Geschichten rund um das sagenumwobene Voynich – Manuskript mag ich sehr gerne. Daher war klar, dass Meg Clothiers „Das Buch Eva“ auf meine Leseliste wandert. Es geht in dem Roman um ein geheimnisvolles, schwer umkämpftes Buch, das von der Klosterbibliothekarin Beatrice beschützt wird (sie ist die Ich-Erzählerin). Handlungsort ist wohl Italien, zeitlich wird die Epoche der Renaissance abgedeckt. Vor der Lektüre hatte ich eine vielschichtige Geschichte wie Ecos „Der Name der Rose“ erwartet, ich dachte an einen historischen Kriminalroman und an ein philosophisches Traktat. Clothier präsentiert jedoch einen Genremix, der durch seine Fantasyanteile eher an Deborah Harkness‘ „Seelen der Nacht“ – Reihe erinnert (Harkness hat sich als Professorin auch mit dem Voynich-Manuskript beschäftigt und den Mythos rund um das Schriftstück ebenfalls literarisch verarbeitet).
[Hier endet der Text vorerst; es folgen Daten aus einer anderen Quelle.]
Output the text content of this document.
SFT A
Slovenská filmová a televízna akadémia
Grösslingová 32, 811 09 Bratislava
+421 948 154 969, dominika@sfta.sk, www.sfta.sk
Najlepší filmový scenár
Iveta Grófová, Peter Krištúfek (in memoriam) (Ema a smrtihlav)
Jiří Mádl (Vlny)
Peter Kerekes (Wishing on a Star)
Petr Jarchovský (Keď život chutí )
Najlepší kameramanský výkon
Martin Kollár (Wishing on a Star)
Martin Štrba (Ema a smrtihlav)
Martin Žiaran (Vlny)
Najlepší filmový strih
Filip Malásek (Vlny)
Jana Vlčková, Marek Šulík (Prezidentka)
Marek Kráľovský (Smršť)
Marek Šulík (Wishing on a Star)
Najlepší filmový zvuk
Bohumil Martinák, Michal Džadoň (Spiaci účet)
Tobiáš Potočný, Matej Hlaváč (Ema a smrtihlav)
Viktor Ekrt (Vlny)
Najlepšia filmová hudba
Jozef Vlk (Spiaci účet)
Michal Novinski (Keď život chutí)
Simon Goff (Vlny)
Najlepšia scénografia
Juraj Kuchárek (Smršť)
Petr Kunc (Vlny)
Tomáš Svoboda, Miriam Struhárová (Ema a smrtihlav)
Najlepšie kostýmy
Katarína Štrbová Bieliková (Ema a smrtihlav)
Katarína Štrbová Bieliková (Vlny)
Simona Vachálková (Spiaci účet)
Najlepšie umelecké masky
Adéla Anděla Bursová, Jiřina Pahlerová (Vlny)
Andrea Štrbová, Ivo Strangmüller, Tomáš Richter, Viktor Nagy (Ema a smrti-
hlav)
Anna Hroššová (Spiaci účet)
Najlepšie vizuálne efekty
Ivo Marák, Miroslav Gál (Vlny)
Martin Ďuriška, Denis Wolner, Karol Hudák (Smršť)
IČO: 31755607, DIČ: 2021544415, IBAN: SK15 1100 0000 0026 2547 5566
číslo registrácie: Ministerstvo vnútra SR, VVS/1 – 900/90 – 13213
Die Erzählperspektive gefiel mir richtig gut, und die Exposition ist mehr als mitreißend, da eines Nachts zwei schwerverletzte Frauen vor den Klostermauern gefunden werden, die der ebenso klugen wie resoluten Beatrice ein Schriftstück anvertrauen. Leider kann Meg Clothier das anfängliche Erzähltempo nicht halten, daher kommt es zu Längen in der Erzählung, die Figurenzeichnung ist dennoch sehr interessant. Die blumige Sprache (beziehungsweise die deutsche Übersetzung) klang für die beschriebene Zeit stellenweise zu modern, es gab aber auch Passagen, die mich zum Lachen brachten:

„Als ich den Fußboden in den Latrinen wische, wird mir klar, dass ich mit Mopp und Eimer so langsam bin wie Laura im Zusammensuchen der Bestandteile eines Ablativus absolutus.“ (S.231)
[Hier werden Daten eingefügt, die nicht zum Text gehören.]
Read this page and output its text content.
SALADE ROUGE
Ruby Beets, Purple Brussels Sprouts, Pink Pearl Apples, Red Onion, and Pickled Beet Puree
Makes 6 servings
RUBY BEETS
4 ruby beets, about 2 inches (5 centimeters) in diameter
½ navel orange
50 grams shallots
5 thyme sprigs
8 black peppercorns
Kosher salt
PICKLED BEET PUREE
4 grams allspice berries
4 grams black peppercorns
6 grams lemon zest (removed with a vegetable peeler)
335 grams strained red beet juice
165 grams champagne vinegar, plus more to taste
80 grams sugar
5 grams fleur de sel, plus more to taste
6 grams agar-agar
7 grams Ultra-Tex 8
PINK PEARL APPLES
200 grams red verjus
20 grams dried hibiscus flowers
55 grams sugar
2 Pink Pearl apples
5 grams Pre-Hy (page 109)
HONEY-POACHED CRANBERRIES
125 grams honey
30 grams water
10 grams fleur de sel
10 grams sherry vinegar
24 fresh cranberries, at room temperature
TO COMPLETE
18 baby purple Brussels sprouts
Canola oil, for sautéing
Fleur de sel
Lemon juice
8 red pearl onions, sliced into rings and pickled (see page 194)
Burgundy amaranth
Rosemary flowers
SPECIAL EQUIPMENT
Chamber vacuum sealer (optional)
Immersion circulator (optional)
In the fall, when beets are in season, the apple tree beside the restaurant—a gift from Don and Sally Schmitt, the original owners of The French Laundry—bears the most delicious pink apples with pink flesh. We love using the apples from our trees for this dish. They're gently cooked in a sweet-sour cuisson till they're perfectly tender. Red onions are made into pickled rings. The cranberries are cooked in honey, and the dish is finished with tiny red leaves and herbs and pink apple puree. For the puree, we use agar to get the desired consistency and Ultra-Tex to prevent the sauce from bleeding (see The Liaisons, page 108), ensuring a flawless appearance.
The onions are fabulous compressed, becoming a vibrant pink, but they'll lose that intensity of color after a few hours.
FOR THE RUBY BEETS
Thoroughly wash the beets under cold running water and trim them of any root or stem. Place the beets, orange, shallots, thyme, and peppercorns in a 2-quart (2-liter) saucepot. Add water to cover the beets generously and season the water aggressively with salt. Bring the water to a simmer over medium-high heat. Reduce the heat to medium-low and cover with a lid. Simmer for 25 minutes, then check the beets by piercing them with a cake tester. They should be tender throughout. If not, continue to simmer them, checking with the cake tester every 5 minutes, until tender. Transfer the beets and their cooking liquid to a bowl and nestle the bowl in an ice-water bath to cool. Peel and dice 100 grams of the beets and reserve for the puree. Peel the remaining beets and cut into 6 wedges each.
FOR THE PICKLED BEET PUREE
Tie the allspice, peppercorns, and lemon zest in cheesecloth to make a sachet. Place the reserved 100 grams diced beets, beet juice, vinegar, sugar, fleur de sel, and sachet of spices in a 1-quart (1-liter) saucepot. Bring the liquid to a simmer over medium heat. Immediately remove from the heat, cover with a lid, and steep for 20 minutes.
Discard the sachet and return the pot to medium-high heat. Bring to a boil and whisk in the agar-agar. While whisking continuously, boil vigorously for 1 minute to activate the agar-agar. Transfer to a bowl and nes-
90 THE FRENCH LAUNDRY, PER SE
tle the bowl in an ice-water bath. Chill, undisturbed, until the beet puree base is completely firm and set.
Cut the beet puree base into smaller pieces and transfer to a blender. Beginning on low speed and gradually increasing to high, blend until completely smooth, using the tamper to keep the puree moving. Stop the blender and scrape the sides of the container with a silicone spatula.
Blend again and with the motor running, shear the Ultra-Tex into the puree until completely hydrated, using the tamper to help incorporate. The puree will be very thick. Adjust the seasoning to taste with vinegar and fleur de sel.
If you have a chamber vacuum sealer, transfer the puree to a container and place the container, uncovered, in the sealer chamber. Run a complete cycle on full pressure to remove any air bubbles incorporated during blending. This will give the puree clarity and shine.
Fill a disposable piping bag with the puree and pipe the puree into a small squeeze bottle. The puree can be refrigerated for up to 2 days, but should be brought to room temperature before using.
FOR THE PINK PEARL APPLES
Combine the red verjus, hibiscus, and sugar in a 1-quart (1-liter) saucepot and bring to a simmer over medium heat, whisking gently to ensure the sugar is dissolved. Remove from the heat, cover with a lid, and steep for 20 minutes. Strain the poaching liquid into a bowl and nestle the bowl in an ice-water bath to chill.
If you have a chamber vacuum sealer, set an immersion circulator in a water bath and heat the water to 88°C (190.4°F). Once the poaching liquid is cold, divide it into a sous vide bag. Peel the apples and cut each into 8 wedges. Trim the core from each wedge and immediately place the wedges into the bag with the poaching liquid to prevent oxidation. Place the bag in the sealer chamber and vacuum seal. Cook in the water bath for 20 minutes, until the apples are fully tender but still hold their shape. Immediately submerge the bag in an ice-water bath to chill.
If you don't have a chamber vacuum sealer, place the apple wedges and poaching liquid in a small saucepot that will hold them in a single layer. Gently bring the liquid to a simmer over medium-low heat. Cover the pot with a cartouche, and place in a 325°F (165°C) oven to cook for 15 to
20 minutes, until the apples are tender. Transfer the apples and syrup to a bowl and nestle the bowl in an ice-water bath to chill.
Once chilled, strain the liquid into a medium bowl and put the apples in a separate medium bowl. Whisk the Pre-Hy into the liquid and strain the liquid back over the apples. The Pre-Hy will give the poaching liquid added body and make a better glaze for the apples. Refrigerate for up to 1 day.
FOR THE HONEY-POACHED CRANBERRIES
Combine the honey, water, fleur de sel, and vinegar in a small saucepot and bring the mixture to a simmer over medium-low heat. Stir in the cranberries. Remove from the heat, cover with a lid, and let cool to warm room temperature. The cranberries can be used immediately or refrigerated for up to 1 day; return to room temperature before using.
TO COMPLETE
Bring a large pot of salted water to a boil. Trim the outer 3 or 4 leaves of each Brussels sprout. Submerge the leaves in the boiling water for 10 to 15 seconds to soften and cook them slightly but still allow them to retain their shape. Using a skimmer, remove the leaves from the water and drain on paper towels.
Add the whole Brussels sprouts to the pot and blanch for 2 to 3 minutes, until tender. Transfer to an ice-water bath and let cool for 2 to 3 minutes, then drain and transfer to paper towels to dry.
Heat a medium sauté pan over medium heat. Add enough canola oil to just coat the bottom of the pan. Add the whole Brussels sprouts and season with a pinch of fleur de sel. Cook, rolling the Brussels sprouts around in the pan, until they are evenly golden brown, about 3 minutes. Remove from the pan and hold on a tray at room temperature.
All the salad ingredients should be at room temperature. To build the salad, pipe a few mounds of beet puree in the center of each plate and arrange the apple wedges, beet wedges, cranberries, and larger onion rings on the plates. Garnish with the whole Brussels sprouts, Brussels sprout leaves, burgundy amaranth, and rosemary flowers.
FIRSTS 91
In seiner Quintessenz transportiert der Roman eine Kritik am Androzentrismus, an bestimmten Geschichtsbildern. Er feiert die Weiblichkeit und die Weisheit von Frauen, regt zum Nachdenken an. Die Grundidee der Geschichte ist gar nicht schlecht, ich hätte das Ganze als Autorin jedoch ein wenig gestrafft. Das wunderschön gestaltete Cover des Buches, welches sicher an die Voynich-Illustrationen erinnern soll, ist ein weiteres Plus. Schade, dass es sich bei der Publikation nicht um ein Hardcover handelt.